World doping watchdog shuts down Rio Olympic laboratory
By Associated Press
Jun 24, 2016 1:23 PM CDT
The Olympic Village can be seen from the balcony of an apartment during a media tour in Rio de Janeiro, Brazil, Thursday, June 23, 2016. Rio will host the Olympic games starting on Aug. 5. The organizers of the Rio de Janeiro Olympics have unveiled the athletes' village, where nearly 11,000 competitors...   (Associated Press)

MONTREAL (AP) — Just weeks before the Olympic Games open in Rio de Janeiro, the city's accredited anti-doping laboratory has been stopped from conducting tests.

The World Anti-Doping Agency said Friday it has suspended the lab's accreditation due to "non-conformity with the International Standard for Laboratories."
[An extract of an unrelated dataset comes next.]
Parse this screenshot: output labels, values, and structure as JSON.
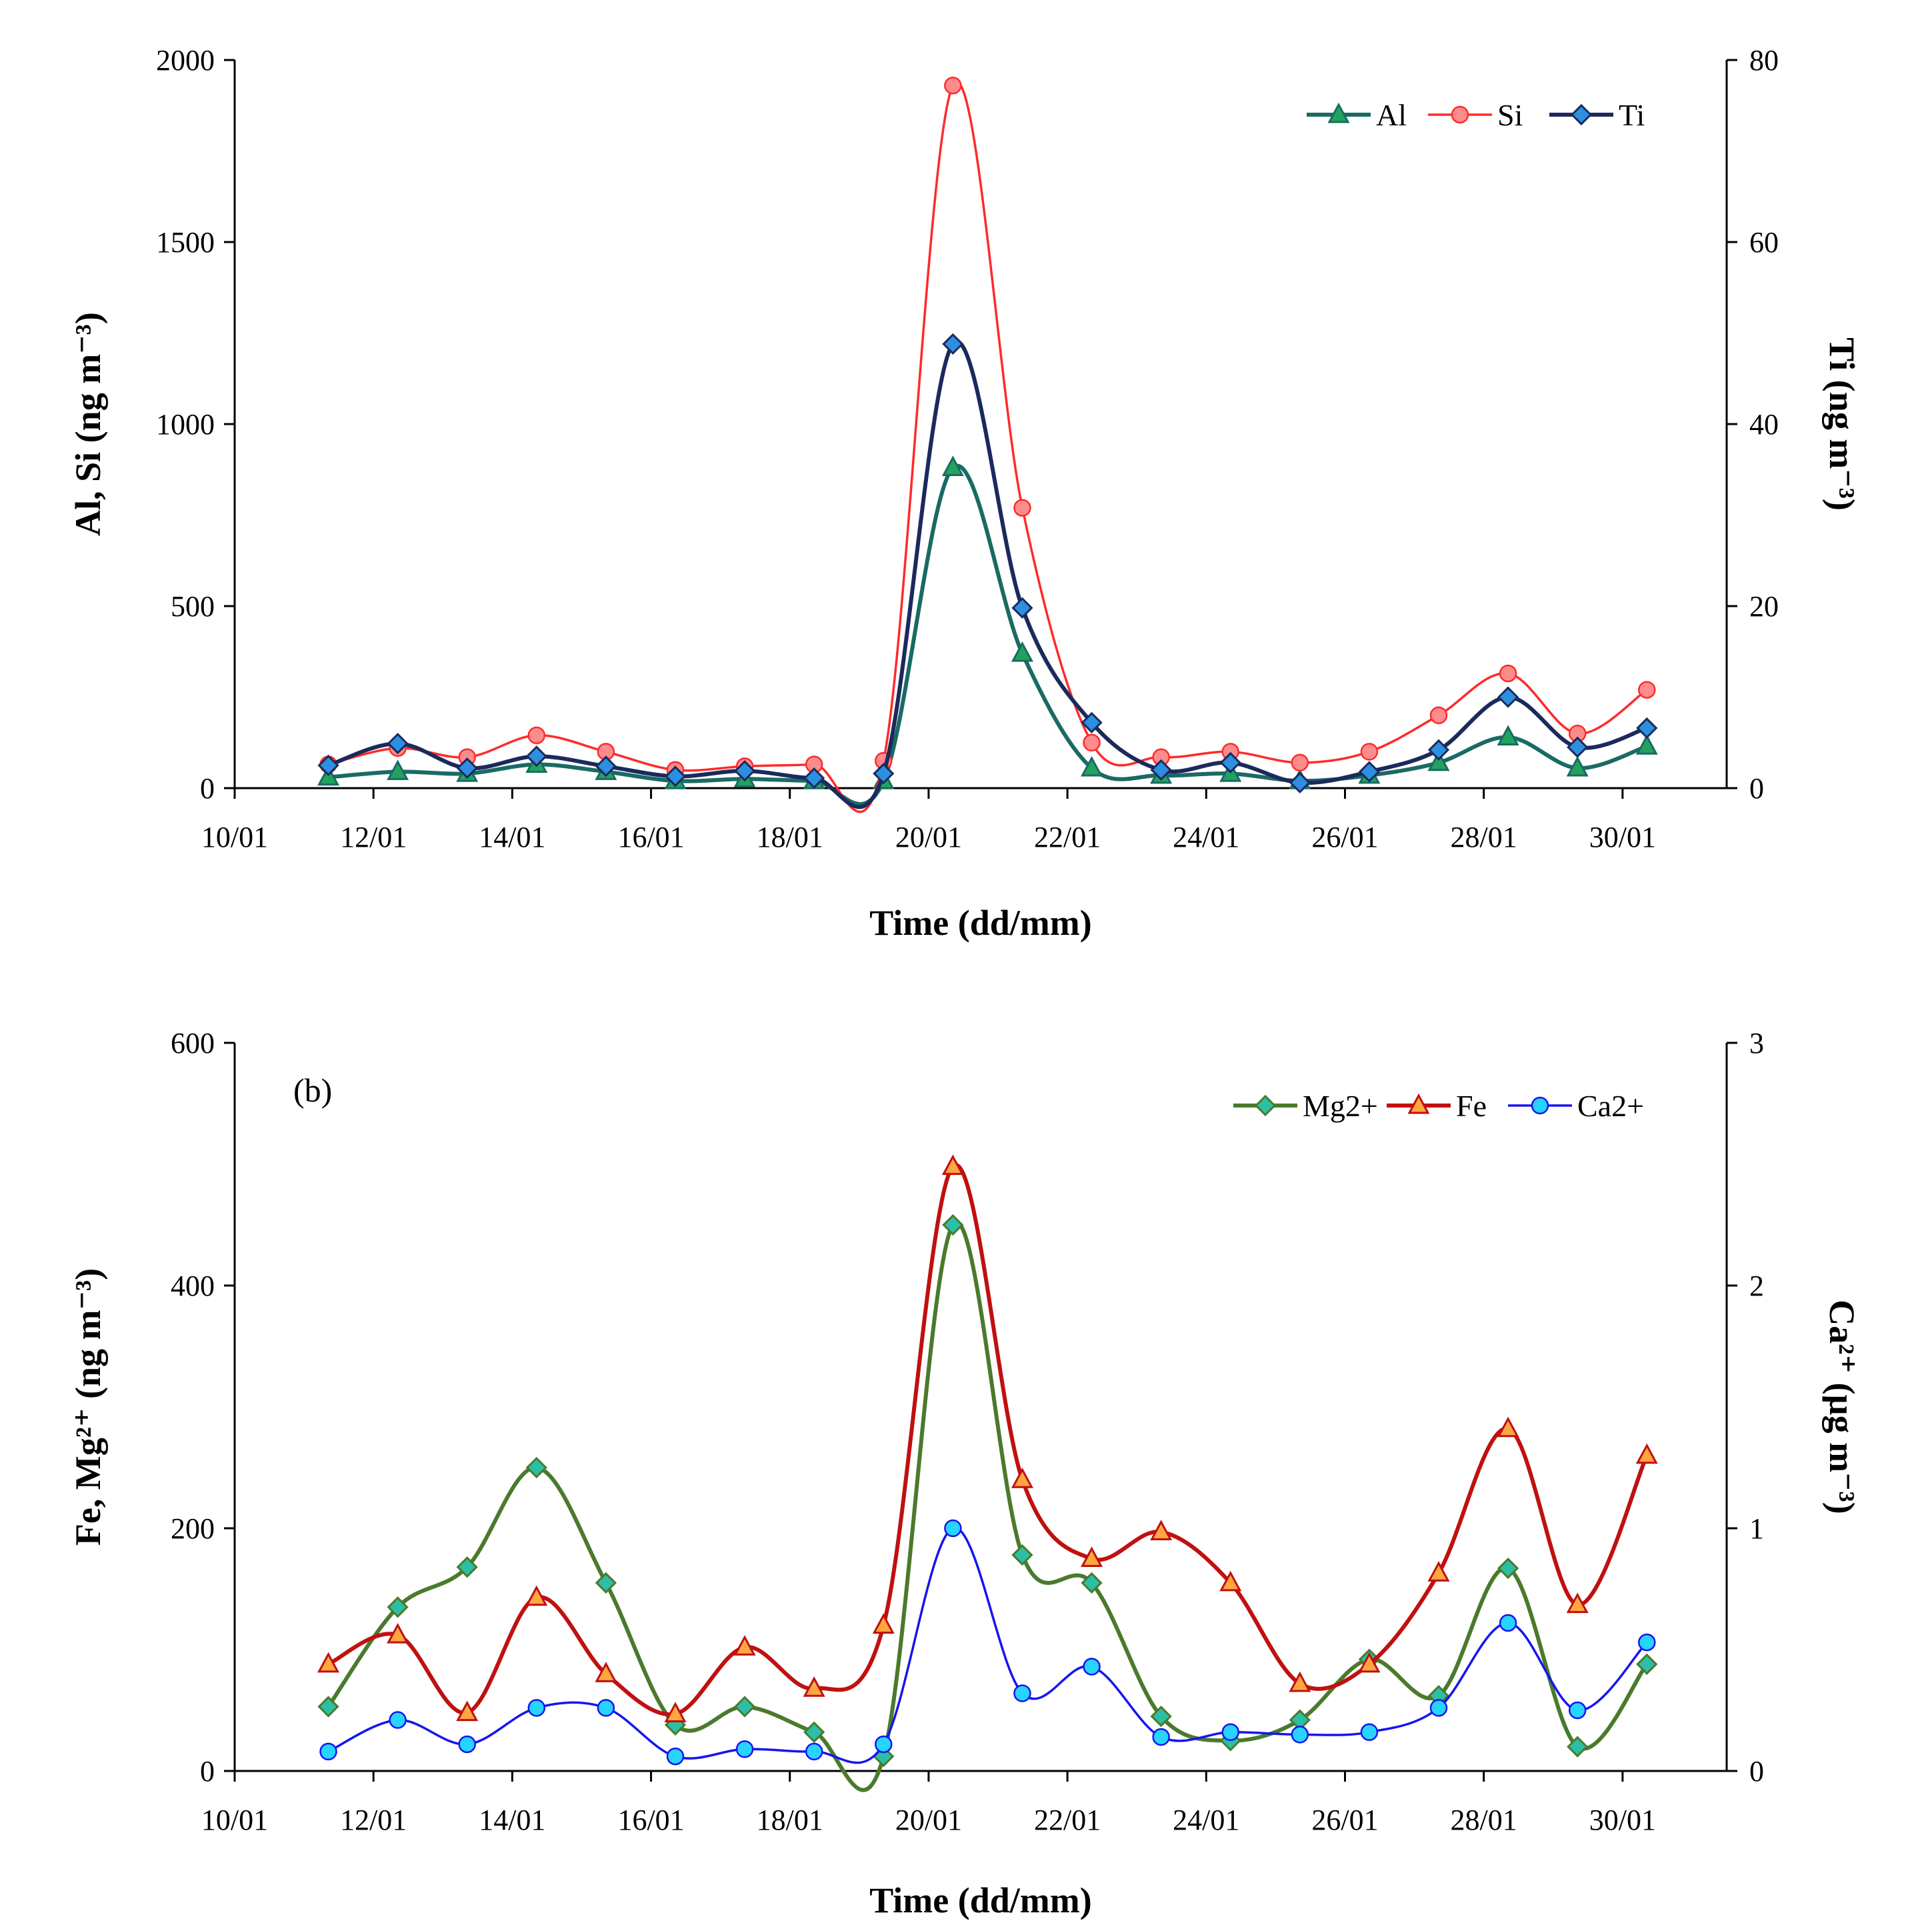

The suspension is an embarrassment to Brazil and Rio so close to the Summer Games, which open Aug. 5 after months of political turmoil and financial crisis for federal, state and city authorities.

The failings of the Rio laboratory, known as Ladetec, have previously been exposed by WADA suspending its accreditation in 2012, after a false positive test result, and revoking its status in 2013.

Rio risks being without a hometown lab during the Olympics two years it was shut down during the 2014 World Cup.

No details of the laboratory's latest problems were specified.

"The suspension, which took effect on (Wednesday) when the Rio Laboratory was notified, prohibits the laboratory from carrying out all anti-doping analyses on urine and blood samples," WADA said in a statement.

Samples collected from athletes in Brazil during the interim ban will be transported to a lab in other country for testing, the agency said.

"This will ensure that there are no gaps in the anti-doping sample analysis procedures; and that, the integrity of the samples is fully maintained," WADA's incoming director general Olivier Niggli said in the statement.

Niggli added that the agency "will work closely with the Rio Laboratory to resolve the identified issue."

The laboratory can appeal against the suspension to the Court of Arbitration for Sport within 21 days.

FIFA found a solution to being without a lab during the 2014 World Cup that cost hundreds of thousands of dollars.

Then, samples taken from soccer players were flown to be tested at a WADA-accredited lab in Lausanne, Switzerland. No blood samples missed the deadline of being tested within 36 hours of being given by an athlete.

If the Rio lab is not reinstated in the next six weeks, other testing centers with WADA accreditation include: UCLA in Los Angeles; Salt Lake City, Utah; Bogota, Colombia; Havana, Cuba; and Mexico City.